The fascination with cases of rape in the Bosnian conflict expresses the complex relationship between the Balkans and Europe. Depictions of savage rape in the Balkans, also creates the difference with the Western world – where presumably such instances of brutality cannot be found?

Beyond the simplistic “myth of ethnic war” perceptions lie very complex sets of relations and ties which have been broken, or others which remained intact. I do not disagree that ethnically-driven hatreds and interests never existed. Mr. Crawford’s argument, however, is selective, as it serves to support his subjective stance on the region.

As is his quoting of Ivo Andrić. When Andrić wrote ‘Bridge Over The Drina’ he was living in Berlin as a Yugoslav ambassador. His position was redundant because Hitler had already invaded the Balkans. The central character of the book is the bridge built by the Ottomans and blown-up by the retreating Austrian forces at the beginning of the First World War.

My attention is on the character of the Muslim shopkeeper, Alihodja. He symbolically enters the story arguing with a fanatical Muslim man, who wants to kill himself while defending the bridge against the Austrians. The man leaves him nailed by one ear to the bridge to greet the enemy. Alihodja is then freed by an Austrian wearing the red Crusader cross on his armband. In the end, when the Austrians dynamite the bridge, Alihodja is hit by falling masonry.

Here Andric speaks through Alihodja as he greets modernity:

For so many years he had seen how they had always been concerning themselves with the bridge; they had cleaned it, embellished it, repaired it down to its foundations, taken the water supply across it, lit it with electricity and then one day blown it all into the skies as if it had been some stone in a mountain quarry and not a thing of beauty and value, a bequest. Now one could see what they were and what they wanted. He had always known that but now, now even the most stupid of fools could see it for himself. They had begun to attack even the strongest and most lasting of things, to take things away even from God. And who knew where it would stop! Even the Vezir’s bridge had begun to crumble away like a necklace…

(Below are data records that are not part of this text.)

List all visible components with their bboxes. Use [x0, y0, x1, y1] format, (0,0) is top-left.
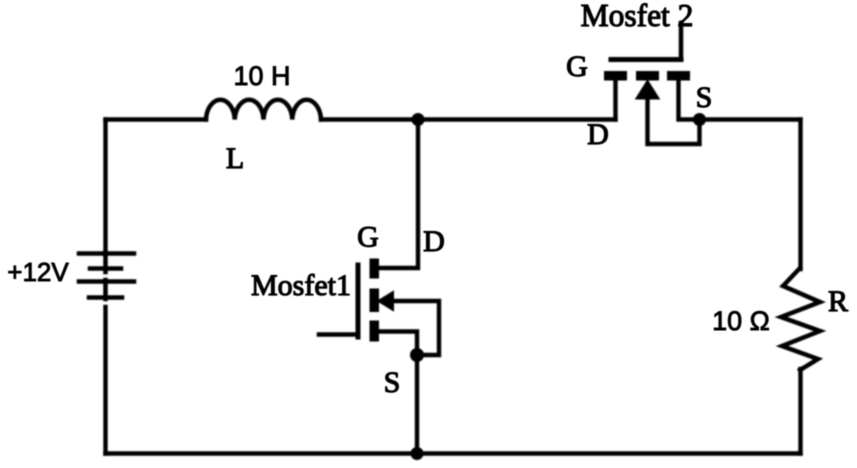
mosfet Q2 body wire to source	[648, 95, 700, 144]
mosfet Q2 gate lead wire	[679, 23, 684, 60]
svg-text:L: L	[226, 142, 244, 175]
battery +12V plate 1 long	[79, 251, 134, 256]
svg-text:R: R	[828, 285, 848, 318]
wire right vertical bottom	[798, 369, 802, 454]
mosfet Q1 channel bar body segment	[370, 289, 380, 313]
svg-text:G: G	[566, 50, 588, 83]
svg-text:S: S	[696, 81, 713, 114]
battery plate connector stub 1	[103, 252, 108, 272]
mosfet Q2 (Mosfet 2) gate line	[611, 57, 681, 62]
node B bottom junction dot	[411, 447, 424, 460]
mosfet Q1 source lead wire	[379, 332, 417, 454]
mosfet Q1 body wire to source	[393, 301, 439, 355]
svg-text:G: G	[357, 221, 379, 254]
mosfet Q1 source junction dot	[410, 348, 424, 362]
svg-text:10 Ω: 10 Ω	[712, 306, 770, 336]
wire right vertical top	[798, 120, 802, 270]
wire node A to mosfet2 drain lead	[418, 117, 616, 121]
mosfet Q2 source lead wire	[679, 81, 700, 120]
svg-text:D: D	[587, 118, 609, 151]
wire top-left horizontal	[106, 117, 207, 121]
wire inductor to node A	[321, 117, 418, 121]
mosfet Q1 channel bar drain segment	[370, 259, 380, 279]
mosfet Q2 source junction dot	[693, 113, 706, 126]
svg-text:S: S	[384, 366, 401, 399]
mosfet Q1 body arrow	[379, 292, 394, 310]
wire mosfet2 source to top-right corner	[700, 117, 801, 121]
svg-text:Mosfet1: Mosfet1	[251, 269, 351, 302]
resistor R zigzag	[781, 268, 820, 370]
inductor L (10 H)	[206, 100, 321, 120]
wire bottom horizontal	[106, 451, 801, 455]
mosfet Q1 drain lead wire	[379, 121, 418, 268]
mosfet Q1 gate lead wire	[319, 332, 358, 337]
battery +12V plate 4 short	[89, 295, 122, 300]
mosfet Q2 channel bar drain segment	[604, 71, 627, 81]
wire left vertical top (battery +)	[103, 120, 107, 254]
mosfet Q2 drain lead wire	[613, 81, 617, 120]
mosfet Q1 channel bar source segment	[370, 321, 380, 342]
svg-text:+12V: +12V	[7, 257, 69, 287]
mosfet Q2 channel bar source segment	[667, 71, 690, 81]
svg-text:10 H: 10 H	[233, 61, 290, 91]
battery plate connector stub 2	[103, 280, 108, 299]
mosfet Q2 channel bar body segment	[636, 71, 659, 81]
svg-text:D: D	[423, 225, 445, 258]
mosfet Q1 (Mosfet1) gate line	[356, 265, 361, 337]
wire left vertical bottom (battery -)	[103, 307, 107, 454]
svg-text:Mosfet 2: Mosfet 2	[581, 0, 694, 33]
battery +12V plate 3 long	[79, 279, 134, 284]
node A junction dot	[412, 113, 425, 126]
mosfet Q2 body arrow	[637, 81, 659, 99]
battery +12V plate 2 short	[90, 266, 121, 271]
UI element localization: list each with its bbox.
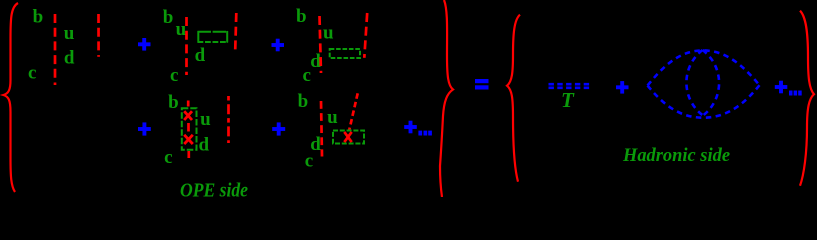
svg-text:c: c — [303, 65, 311, 86]
diagram 4: lower cross mark — [184, 135, 193, 144]
left curly brace of OPE side — [3, 3, 18, 192]
svg-text:c: c — [305, 150, 313, 171]
diagram 5: cross mark in box — [344, 132, 351, 142]
svg-text:u: u — [200, 109, 211, 130]
svg-text:b: b — [168, 92, 179, 113]
plus sign 1 — [138, 38, 151, 51]
svg-text:b: b — [33, 6, 44, 27]
diagram 4: quark condensate box (tall green dashed rectangle) — [182, 108, 197, 150]
svg-text:c: c — [28, 63, 36, 84]
ellipsis dots after plus 5 — [418, 131, 432, 136]
diagram 4: upper cross mark — [184, 111, 192, 120]
diagram 3: right propagator (red dashed) — [364, 13, 367, 58]
svg-text:T: T — [561, 88, 575, 112]
ellipsis dots after plus 7 — [789, 91, 802, 96]
svg-text:d: d — [195, 45, 206, 66]
svg-text:Hadronic side: Hadronic side — [622, 145, 731, 166]
plus sign 7 with ellipsis — [775, 81, 788, 94]
right curly brace of hadronic side — [800, 11, 814, 186]
meson loop: inner right arc — [703, 50, 720, 116]
svg-text:b: b — [296, 6, 307, 27]
svg-text:c: c — [164, 147, 172, 168]
meson loop: inner left arc — [686, 50, 703, 116]
svg-text:b: b — [298, 91, 309, 112]
svg-text:u: u — [327, 107, 338, 128]
plus sign 5 with ellipsis — [404, 121, 417, 134]
svg-text:u: u — [176, 19, 187, 40]
svg-text:u: u — [64, 23, 75, 44]
diagram 3: condensate box (green dashed rectangle) — [330, 49, 360, 58]
svg-text:u: u — [323, 23, 334, 44]
diagram 5: slanted propagator (red dashed) — [349, 93, 357, 130]
diagram 1: left light-quark propagator (red dashed) — [54, 14, 57, 85]
svg-text:d: d — [64, 47, 75, 68]
svg-text:b: b — [163, 7, 174, 28]
svg-text:d: d — [199, 135, 210, 156]
diagram 4: left propagator (red dashed, cut) — [187, 101, 190, 159]
svg-text:OPE side: OPE side — [180, 181, 248, 198]
diagram 3: left propagator (red dashed) — [320, 16, 322, 73]
diagram 2: condensate box (green dashed rectangle) — [198, 31, 229, 43]
plus sign 3 (row 2) — [138, 122, 151, 135]
diagram 4: right propagator (red dash-dot) — [227, 96, 230, 143]
diagram 1: right light-quark propagator (red dashed) — [97, 14, 100, 57]
left curly brace of hadronic side — [507, 15, 520, 182]
plus sign 4 (row 2) — [272, 122, 285, 135]
meson loop: outer lower arc — [648, 85, 760, 118]
diagram 2: left propagator (red dashed) — [185, 17, 188, 75]
plus sign 6 (hadronic side) — [616, 81, 629, 94]
plus sign 2 — [272, 39, 285, 52]
diagram 2: right propagator (red dashed) — [235, 13, 236, 51]
svg-text:c: c — [170, 65, 178, 86]
diagram 5: condensate box (green dashed rectangle) — [333, 131, 364, 144]
diagram 5: left propagator (red dashed) — [321, 101, 322, 157]
right curly brace of OPE side — [440, 0, 453, 197]
hadron double-line propagator (blue double dashed) — [549, 84, 591, 88]
equals sign — [475, 79, 489, 90]
meson loop (sunset) diagram: outer upper arc — [648, 50, 760, 85]
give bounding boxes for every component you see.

So be it, thought the Hodja. If they destroy here, then somewhere else someone is building. Surely there are still peaceful countries and men of good sense…But who knows?… Perhaps this impure infidel faith that put everything in order, cleans everything up, repairs and embellishes everything only in order suddenly and violently to demolish and destroy, might spread throughout the world; it might make all of God’s world an empty field for its senseless building and criminal destruction, a pasturage for its insatiable hunger and incomprehensible demands? Anything might happen. But one thing could not happen; it could not be that great and wise men of exalted soul who would raise lasting buildings for the love of God, so that the world should be more beautiful and man live it better and more easily, should everywhere and for all time vanish from this earth. Should they too vanish, it would mean that the love of God was extinguished and had disappeared from the world. That could not be. (own emphasis added)

Elena Cirkovic has a Ph.D. from Osgoode Hall Law School at York University, Toronto, Canada and is a Sessional Lecturer at Simon Fraser University.